In Israel, Arab Bedouins protest against a tree-planting program in the Negev desert. It may impact the Prime Minister’s thin majority.

Arab Bedouins protest against a tree-planting program in the desert that started weeks ago.
On January 11 and 12, incidents were reported in the city of Segev Shalom in the north of the Negev. Two police officers were injured, some cars were torched and piled rocks on tracks forced a train to halt. Eleven people were arrested Wednesday morning.
Bedouins think authorities plant trees so that they can grab land. They see the program as an initiative to expel those living in the southern region of Israel. Bedouins say several thousand live on the land where trees will be planted.
The tree-planting program in Negev is sponsored by the government. Authorities have said the flattening of dunes and planting of trees is necessary for conservation and modernization.
Tree-planting program in Negev at the core of the coalition
On Tuesday, Mansour Abbas, the head of the United Arab List, vowed to stop voting with the government coalition. On Channel 12 news, Abbas said, “we will not vote with the coalition until the plantings in the south are stopped.” He added that “the Negev is Ra’am,” referring to the party with its Hebrew acronym.
The government has determined that the land is publicly owned, but the local Bedouin residents claim it is theirs.
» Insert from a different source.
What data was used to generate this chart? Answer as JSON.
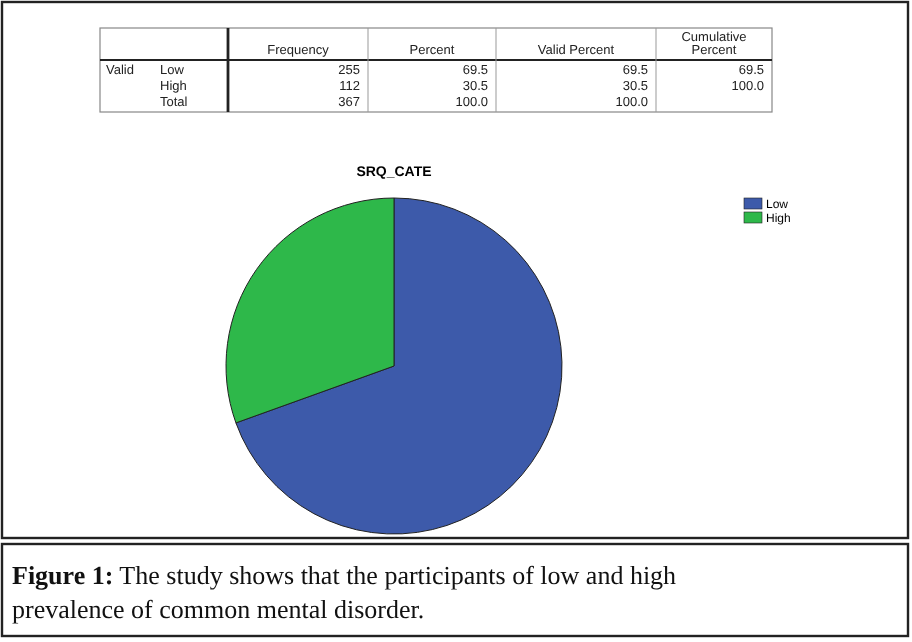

Bedouins have been claiming ancestral rights to the Negev but Israel rejected most of the court cases in the 1970s on the grounds there was no proper documentation.
The country seeks to have Bedouins live in planned cities and destroy small hamlets that are created across the desert.
Prime Minister Naftali Bennett’s coalition holds a thin majority with only 61 out of the 120 seats in the Knesset, the unicameral legislature of Israel, and needs Ra’am’s support.
According to the Times of Israel, the Ministry of Construction and Housing overseeing the program said it didn’t want to stop planting trees.
Foreign Minister Yair Lapid, a centrist, asked to halt the contested forestation until a solution can be found. “Israel should plant trees on state lands, but we don’t need to harm the livelihood of local residents.”